Credit: Alec Druggan

Prince Emili has become the face of Penn football.

Emili, a veteran on Penn’s defensive line, has taken a step forward each year on his way to becoming the Quakers’ most prominent defender. As a freshman in 2016, Emili saw no game action after suffering an early-season injury. In his sophomore year, he served as a rotating role player on the defensive line, appearing in seven games.

It was not until Emili’s third year that he burst onto the scene. He made seven starts while appearing in all 10 of the Quakers’ 2018 contests. His 41 tackles were the most among any Red and Blue lineman. Then, in 2019, Emili cemented himself as the core of the Penn defense with a season worthy of a first team All-Ivy selection. He tallied 65 tackles on the season and led the team with 14 tackles for a loss and 4.5 sacks.

Entering the 2020 season, it looked like Emili would have a chance to both secure another first team All-Ivy season and to win Ivy League Player of the Year. However, the pandemic erased that chance when it forced the Ivy League to cancel all fall sports merely months before kickoff. Instead of gearing up for a final season alongside his teammates, Emili found himself working to find ways to stay in shape and stay connected to the team in a world where everyone was forced to be distant.

“With that year off, I had to find different ways to stay sharp and not lose sight of my goals despite all the crazy events happening in the world,” Emili said. “[We] had to step away from the team for a while, [I had] to train by myself, and it was just a different grind to stay sharp.”
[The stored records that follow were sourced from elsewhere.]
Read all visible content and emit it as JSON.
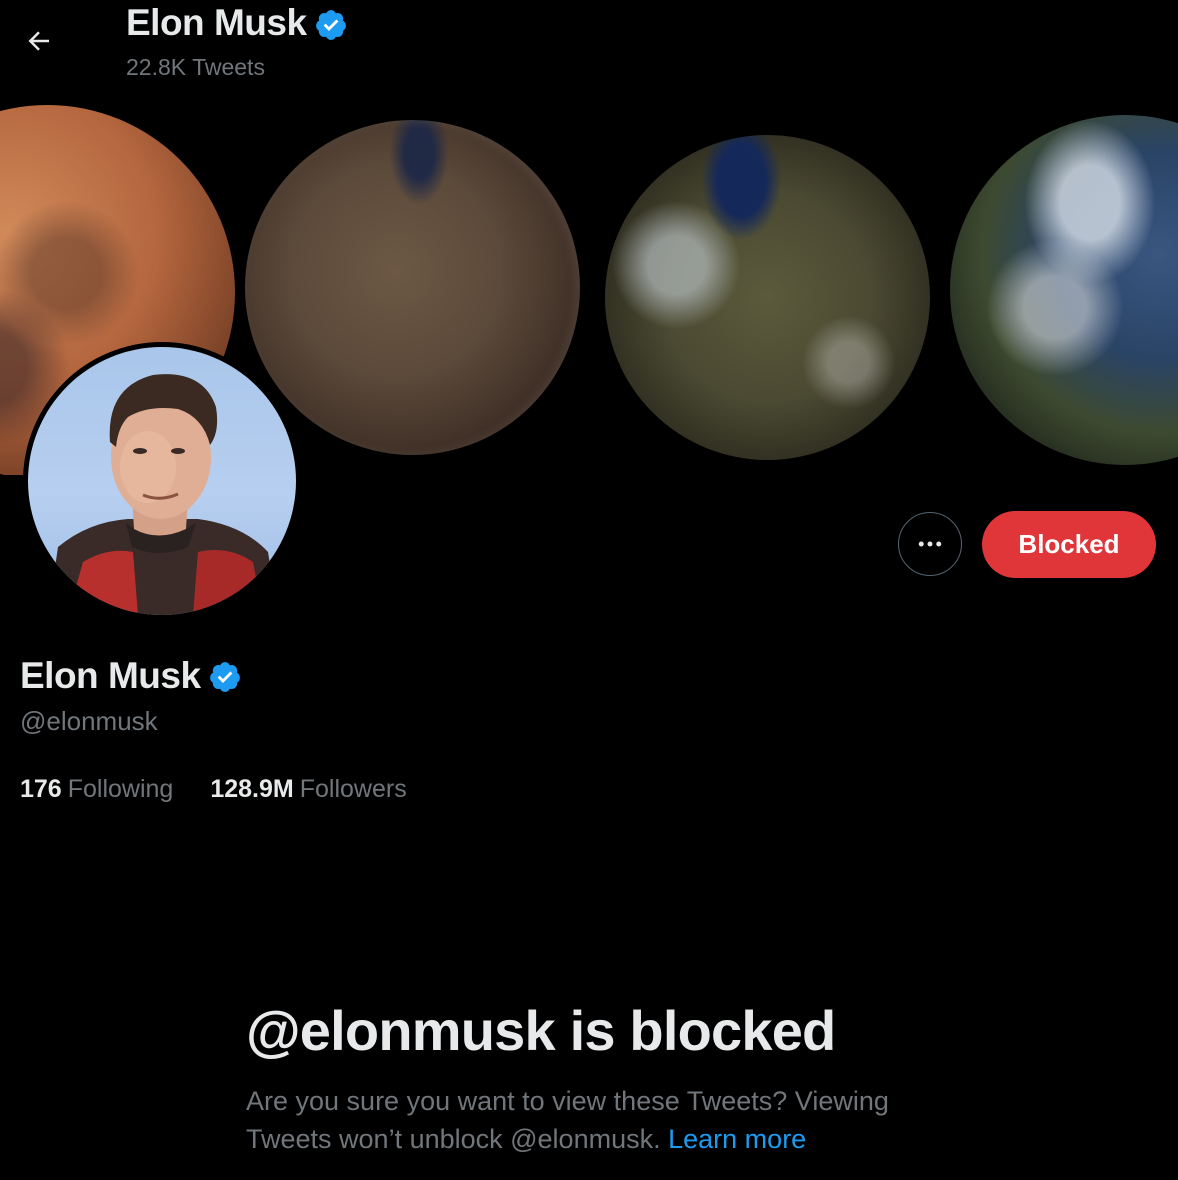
{
  "header": {
    "name": "Elon Musk",
    "tweet_count": "22.8K Tweets",
    "back_icon": "arrow-left-icon",
    "verified_icon": "verified-badge-icon"
  },
  "banner": {
    "planets": [
      "mars",
      "mars-with-water",
      "terraforming-mars",
      "earth-like-mars"
    ]
  },
  "profile": {
    "name": "Elon Musk",
    "handle": "@elonmusk",
    "following_count": "176",
    "following_label": "Following",
    "followers_count": "128.9M",
    "followers_label": "Followers"
  },
  "actions": {
    "more_icon": "more-horizontal-icon",
    "blocked_label": "Blocked"
  },
  "blocked_notice": {
    "title": "@elonmusk is blocked",
    "description": "Are you sure you want to view these Tweets? Viewing Tweets won’t unblock @elonmusk.",
    "learn_more": "Learn more"
  },
  "colors": {
    "background": "#000000",
    "primary_text": "#e7e9ea",
    "secondary_text": "#71767b",
    "blocked_red": "#e0363a",
    "link_blue": "#1d9bf0",
    "verified_blue": "#1d9bf0"
  }
}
For a sport as mentally and physically demanding as football, a schedule full of lifting, practices, film sessions, and team meetings are required for teams to stay competitive. The pandemic curbed nearly all these activities. Early morning team lifts were replaced with sessions in home gyms and locker room meetings were now hosted via Zoom.

Emili knew that despite the challenge of having his normal football routine shaken up, he had to push through the tough times using the same tenacity and grit he uses to succeed on the field.

“It was very challenging to not be able to have everything in one spot or work with the same people,” Emili said. “You kind of [had] to dig deep and remember why you love it and why you do what you do…[to] kind of pull through it.”

After a long hiatus from competing, Emili and the rest of the Quakers have now found themselves nearing the first game of the season. Penn is nearing the end of its fall preseason and training camp, and it will soon take the field for its first competitive action in nearly two years.

In a normal year, training camp and preseason is a time that can be grueling for players. It requires long hours on the practice field and in team meetings, as the team prepares for the rigorous college football schedule. Although this year’s camp has meant something different to the players. Many of them, especially those like Emili, who find themselves in their final season, are just grateful to be back.

“With the way the Ivy League is set up with no playoffs or anything, I know exactly when my college career is going to end,” Emili, who is now a graduate student, said. “Most people around the country can’t say something like that, but since it’s so definitive, you can kind of feel the end coming with each passing practice. I’ve tried to take it slow and enjoy the process and enjoy camp and enjoy each practice.”

The Quakers’ season, as well as Emili’s final season suiting up in the Red and Blue, will begin Saturday, when the team travels to play Bucknell. While every season-opener brings with it a heightened level of excitement and competitive spirit, this season’s first game will bring with it an entirely new level of meaning.

“I think the year off from football has created some hunger in guys,” Emili said. “While we know that it will end one day, it was taken away from us a year ago, so I feel like [this season] a lot of people are holding it much more dearly than they have before.”